Whitecat’s ESP32 N1 Combines Espressif’s ESP32 MCU with a LoRa Transceiver on a Single Board

Espressif’s ESP32 SoC can be found in a host of development boards- including the Banana Pi, and Adafruit’s HUZZAH32. It’s even found its…

Cabe Atwell
5 years ago

Espressif’s ESP32 SoC can be found in a host of development boards — like the Banana Pi and Adafruit’s HUZZAH32. It’s even found its way into Whitecat’s ESP32 N1, which is loaded with a LoRa transceiver for long-range data transfers using minimal power. The ESP32 N1 combines both an ESP32 and LoRa on the same board, and acts as an alternative to the Pycom LoPy, although it runs Lua-ROTS over MicroPython.

The ESP32 N1 is packed with features, including a dual-core Tensilica LX6 microprocessor (520Kb of SRAM, 4Mb of Flash), LoRa WAN transceiver (868MHz Europe/915MHz US) with onboard antenna/u.FL connector for external antenna, Wi-Fi 802.11b/g/n transceiver, and dual-mode Bluetooth (classic/BLE).

The board sports the same I/O options you will find on comparable boards, such as a pair of 16-pin headers with I2C, SPI, I2S, SDIO, UART, CAN, Ethernet, IR, PWM, DAC, and ADC. Power is supplied with a 3.3 to 5.5V input voltage regulator, along with another regulator to power on/off sensors connected to the GPIO.

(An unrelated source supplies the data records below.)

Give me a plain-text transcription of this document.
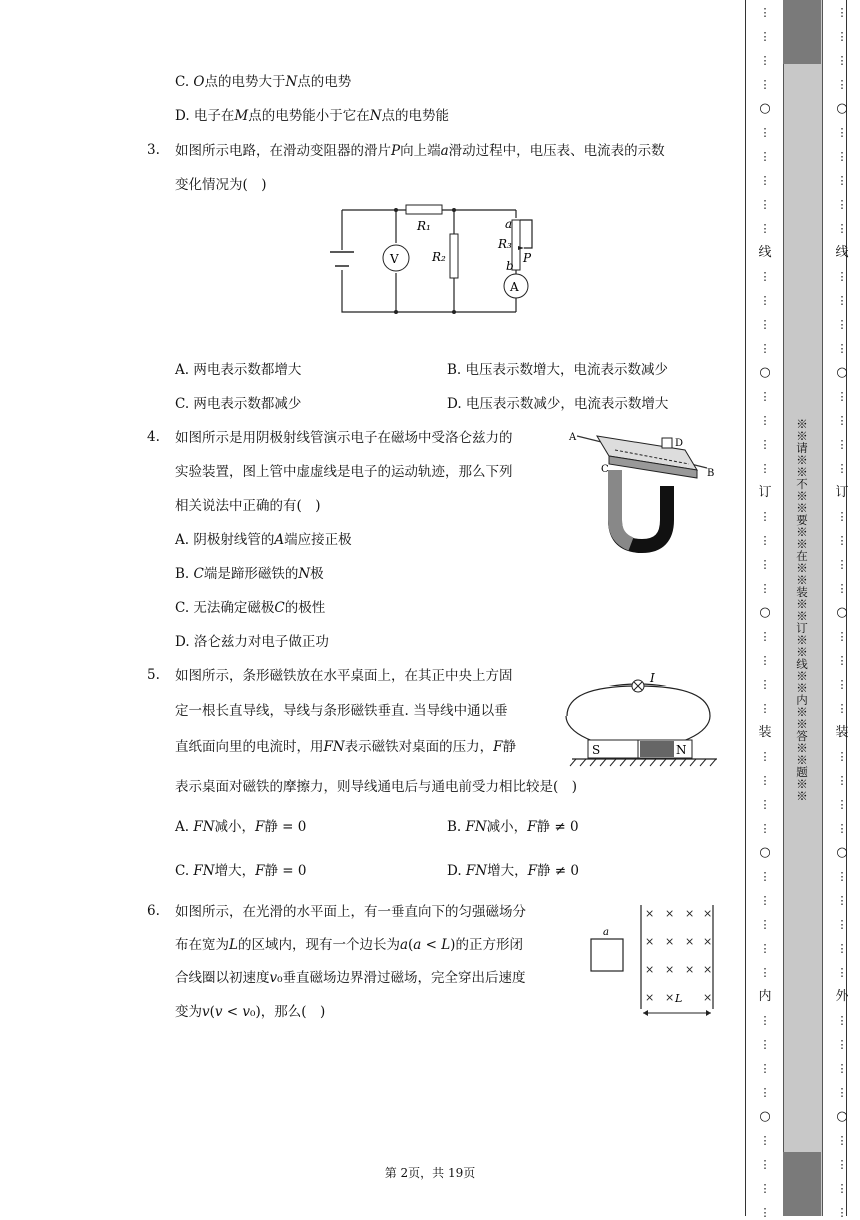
C. 𝑂点的电势大于𝑁点的电势
D. 电子在𝑀点的电势能小于它在𝑁点的电势能
3. 如图所示电路，在滑动变阻器的滑片𝑃向上端𝑎滑动过程中，电压表、电流表的示数
变化情况为(　)
V
A
R₁
R₂
R₃
a
b
P
A. 两电表示数都增大	B. 电压表示数增大，电流表示数减少
C. 两电表示数都减少	D. 电压表示数减少，电流表示数增大
4. 如图所示是用阴极射线管演示电子在磁场中受洛仑兹力的
实验装置，图上管中虚虚线是电子的运动轨迹，那么下列
相关说法中正确的有(　)
A
B
C
D
A. 阴极射线管的𝐴端应接正极
B. 𝐶端是蹄形磁铁的𝑁极
C. 无法确定磁极𝐶的极性
D. 洛仑兹力对电子做正功
5. 如图所示，条形磁铁放在水平桌面上，在其正中央上方固
定一根长直导线，导线与条形磁铁垂直. 当导线中通以垂
直纸面向里的电流时，用𝐹𝑁表示磁铁对桌面的压力，𝐹静
表示桌面对磁铁的摩擦力，则导线通电后与通电前受力相比较是(　)
I
S	N
A. 𝐹𝑁减小，𝐹静 = 0	B. 𝐹𝑁减小，𝐹静 ≠ 0
C. 𝐹𝑁增大，𝐹静 = 0	D. 𝐹𝑁增大，𝐹静 ≠ 0
6. 如图所示，在光滑的水平面上，有一垂直向下的匀强磁场分
布在宽为𝐿的区域内，现有一个边长为𝑎(𝑎 < 𝐿)的正方形闭
合线圈以初速度𝑣₀垂直磁场边界滑过磁场，完全穿出后速度
变为𝑣(𝑣 < 𝑣₀)，那么(　)
a
× × × ×
× × × ×
× × × ×
× ×	×
L
第 2页，共 19页
※※请※※不※※要※※在※※装※※订※※线※※内※※答※※题※※
⋮
⋮
⋮
⋮
○
⋮
⋮
⋮
⋮
⋮
线
⋮
⋮
⋮
⋮
○
⋮
⋮
⋮
⋮
订
⋮
⋮
⋮
⋮
○
⋮
⋮
⋮
⋮
装
⋮
⋮
⋮
⋮
○
⋮
⋮
⋮
⋮
⋮
内
⋮
⋮
⋮
⋮
○
⋮
⋮
⋮
⋮
⋮
⋮
⋮
⋮
○
⋮
⋮
⋮
⋮
⋮
线
⋮
⋮
⋮
⋮
○
⋮
⋮
⋮
⋮
订
⋮
⋮
⋮
⋮
○
⋮
⋮
⋮
⋮
装
⋮
⋮
⋮
⋮
○
⋮
⋮
⋮
⋮
⋮
外
⋮
⋮
⋮
⋮
○
⋮
⋮
⋮
⋮
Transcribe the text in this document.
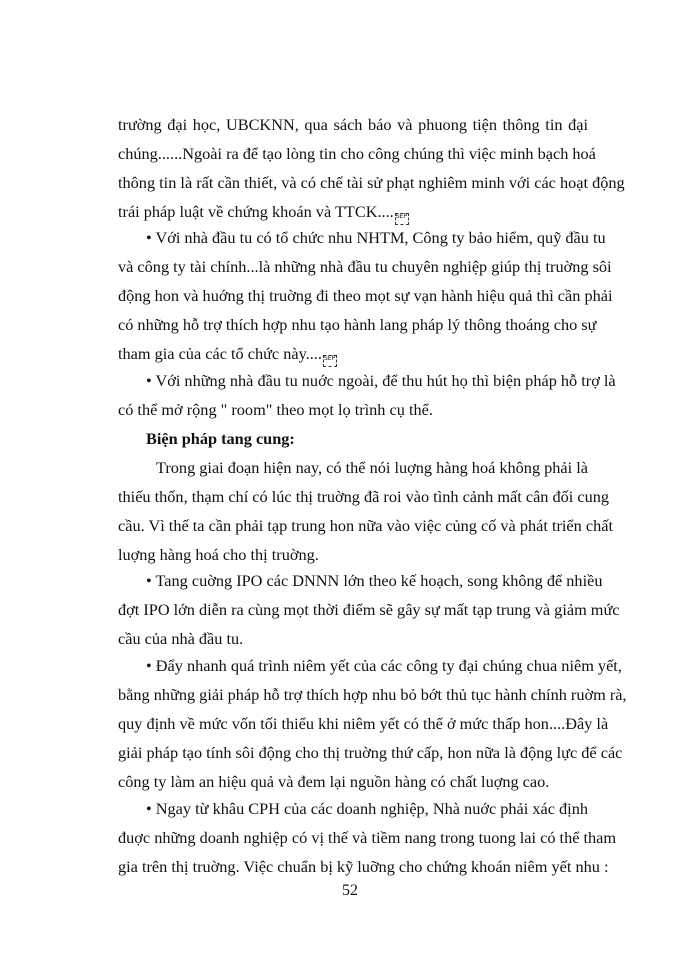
trường đại học, UBCKNN, qua sách báo và phuong tiện thông tin đại
chúng......Ngoài ra để tạo lòng tin cho công chúng thì việc minh bạch hoá
thông tin là rất cần thiết, và có chế tài sử phạt nghiêm minh với các hoạt động
trái pháp luật về chứng khoán và TTCK.... SEP
• Với nhà đầu tu có tổ chức nhu NHTM, Công ty bảo hiểm, quỹ đầu tu
và công ty tài chính...là những nhà đầu tu chuyên nghiệp giúp thị truờng sôi
động hon và huớng thị truờng đi theo mọt sự vạn hành hiệu quả thì cần phải
có những hỗ trợ thích hợp nhu tạo hành lang pháp lý thông thoáng cho sự
tham gia của các tổ chức này.... SEP
• Với những nhà đầu tu nuớc ngoài, để thu hút họ thì biện pháp hỗ trợ là
có thể mở rộng " room" theo mọt lọ trình cụ thể.
Biện pháp tang cung:
Trong giai đoạn hiện nay, có thể nói luợng hàng hoá không phải là
thiếu thốn, thạm chí có lúc thị truờng đã roi vào tình cảnh mất cân đối cung
cầu. Vì thế ta cần phải tạp trung hon nữa vào việc củng cố và phát triển chất
luợng hàng hoá cho thị truờng.
• Tang cuờng IPO các DNNN lớn theo kế hoạch, song không để nhiều
đợt IPO lớn diễn ra cùng mọt thời điểm sẽ gây sự mất tạp trung và giảm mức
cầu của nhà đầu tu.
• Đẩy nhanh quá trình niêm yết của các công ty đại chúng chua niêm yết,
bằng những giải pháp hỗ trợ thích hợp nhu bỏ bớt thủ tục hành chính ruờm rà,
quy định về mức vốn tối thiểu khi niêm yết có thể ở mức thấp hon....Đây là
giải pháp tạo tính sôi động cho thị truờng thứ cấp, hon nữa là động lực để các
công ty làm an hiệu quả và đem lại nguồn hàng có chất luợng cao.
• Ngay từ khâu CPH của các doanh nghiệp, Nhà nuớc phải xác định
đuợc những doanh nghiệp có vị thế và tiềm nang trong tuong lai có thể tham
gia trên thị truờng. Việc chuẩn bị kỹ luỡng cho chứng khoán niêm yết nhu :
52
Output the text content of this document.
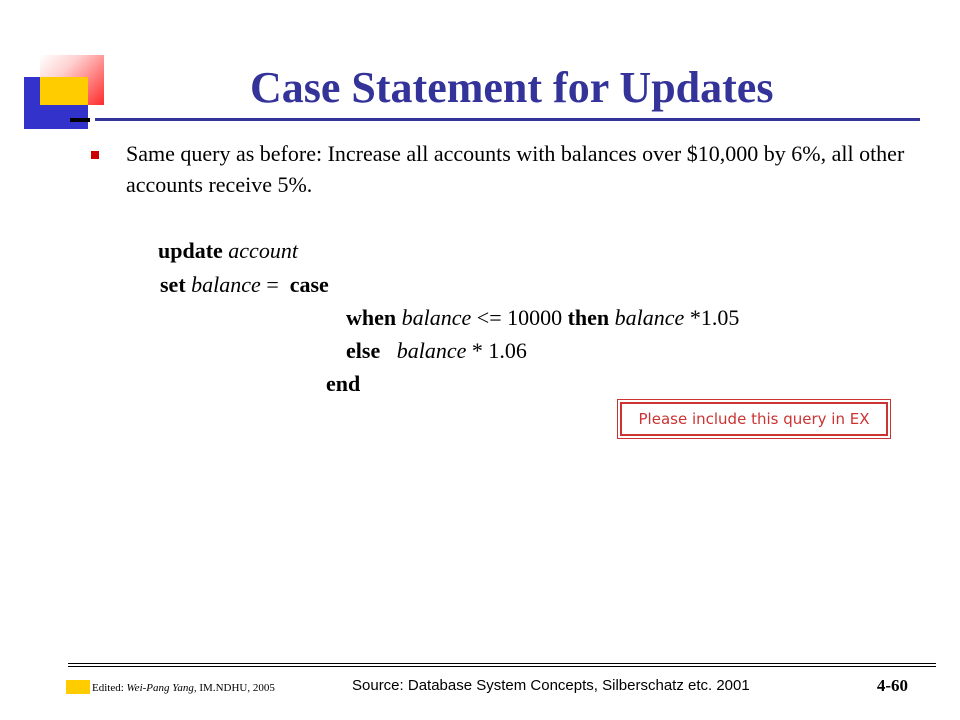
Case Statement for Updates
Same query as before: Increase all accounts with balances over $10,000 by 6%, all other accounts receive 5%.
update account
set balance = case
when balance <= 10000 then balance *1.05
else balance * 1.06
end
Please include this query in EX
Edited: Wei-Pang Yang, IM.NDHU, 2005	Source: Database System Concepts, Silberschatz etc. 2001	4-60
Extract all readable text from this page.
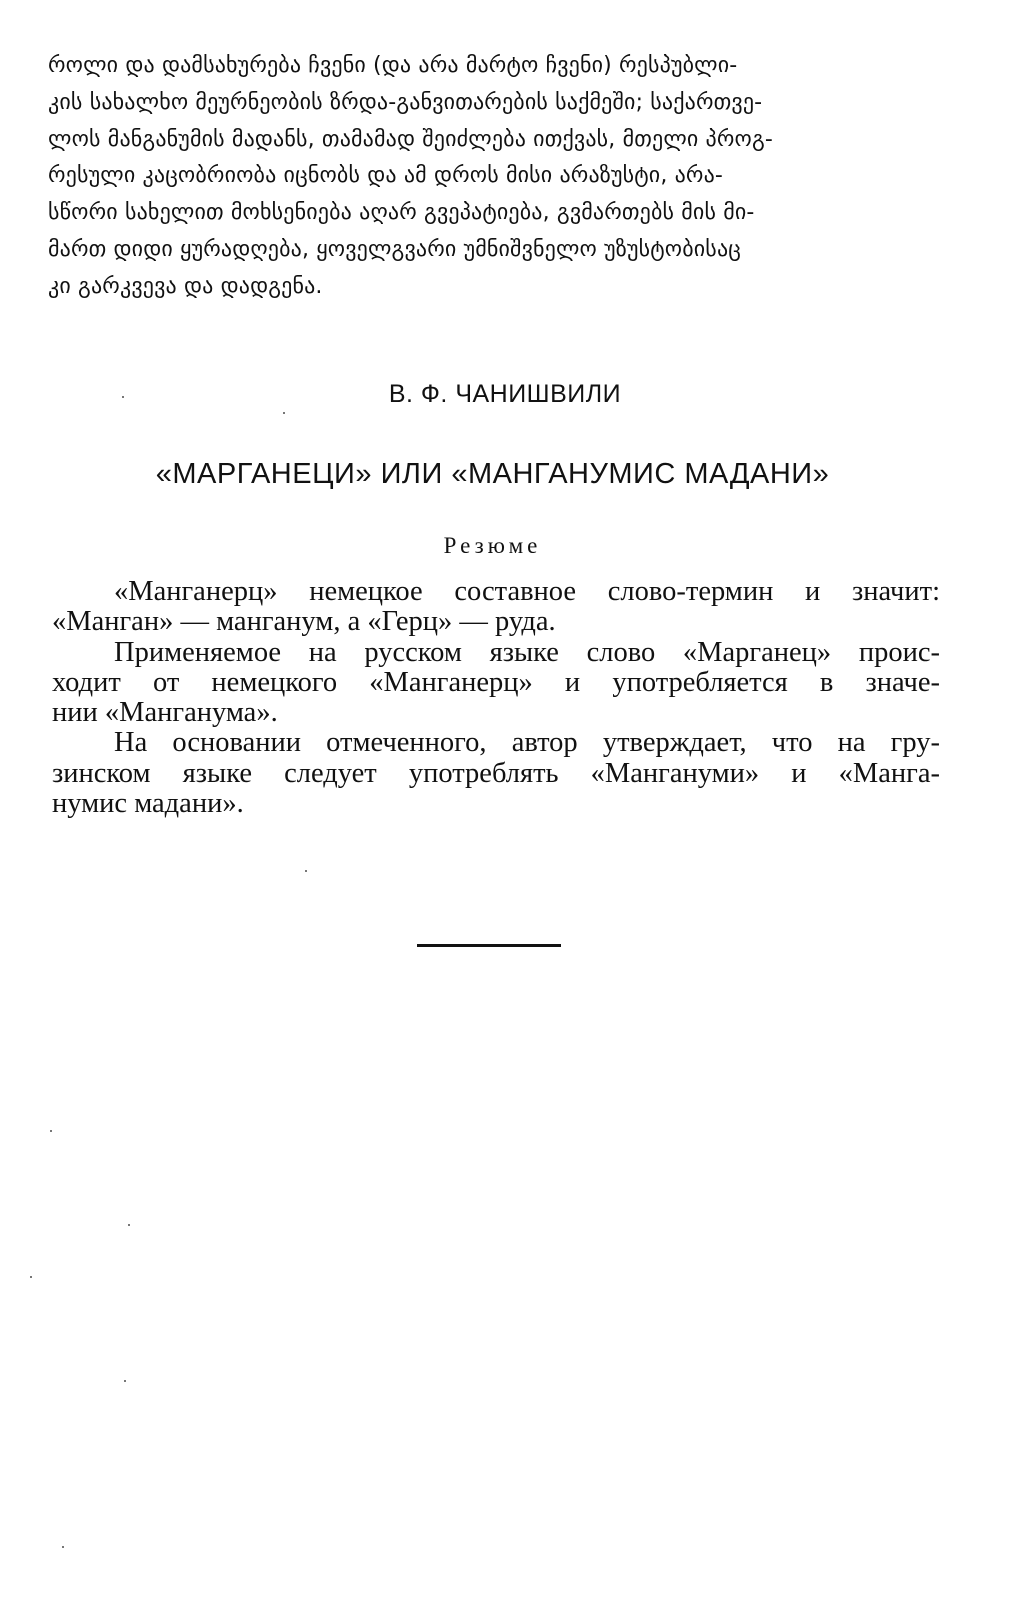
როლი და დამსახურება ჩვენი (და არა მარტო ჩვენი) რესპუბლი-
კის სახალხო მეურნეობის ზრდა-განვითარების საქმეში; საქართვე-
ლოს მანგანუმის მადანს, თამამად შეიძლება ითქვას, მთელი პროგ-
რესული კაცობრიობა იცნობს და ამ დროს მისი არაზუსტი, არა-
სწორი სახელით მოხსენიება აღარ გვეპატიება, გვმართებს მის მი-
მართ დიდი ყურადღება, ყოველგვარი უმნიშვნელო უზუსტობისაც
კი გარკვევა და დადგენა.
В. Ф. ЧАНИШВИЛИ
«МАРГАНЕЦИ» ИЛИ «МАНГАНУМИС МАДАНИ»
Резюме
«Манганерц» немецкое составное слово-термин и значит:
«Манган» — манганум, а «Герц» — руда.
Применяемое на русском языке слово «Марганец» проис-
ходит от немецкого «Манганерц» и употребляется в значе-
нии «Манганума».
На основании отмеченного, автор утверждает, что на гру-
зинском языке следует употреблять «Мангануми» и «Манга-
нумис мадани».
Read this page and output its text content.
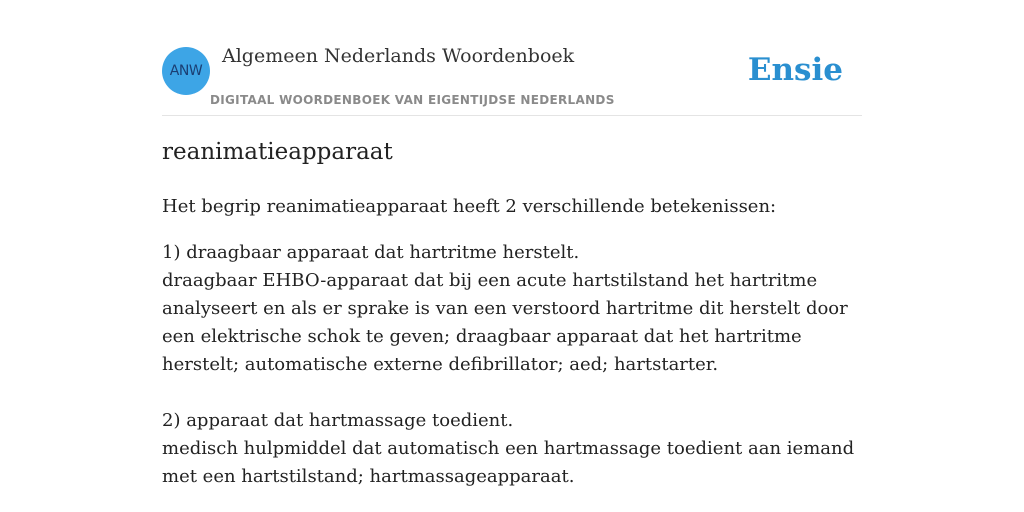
ANW
Algemeen Nederlands Woordenboek
DIGITAAL WOORDENBOEK VAN EIGENTIJDSE NEDERLANDS
Ensie
reanimatieapparaat
Het begrip reanimatieapparaat heeft 2 verschillende betekenissen:

1) draagbaar apparaat dat hartritme herstelt.

draagbaar EHBO-apparaat dat bij een acute hartstilstand het hartritme analyseert en als er sprake is van een verstoord hartritme dit herstelt door een elektrische schok te geven; draagbaar apparaat dat het hartritme herstelt; automatische externe defibrillator; aed; hartstarter.

2) apparaat dat hartmassage toedient.

medisch hulpmiddel dat automatisch een hartmassage toedient aan iemand met een hartstilstand; hartmassageapparaat.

By default, the ESP32 N1 uses the Lua RTOS operating system, which was designed to run on other embedded systems like the ESP32, ESP8266, and PIC32MZ development boards. As far as programming is concerned, the ESP32 N1 uses the Whitecat IDE, offering two options via Lua programming language or using a block-based GUI interface. According to Whitecat, “No matter if you use blocks or Lua, both forms of programming are made from the Whitecat IDE. It is cross-platform and localized.”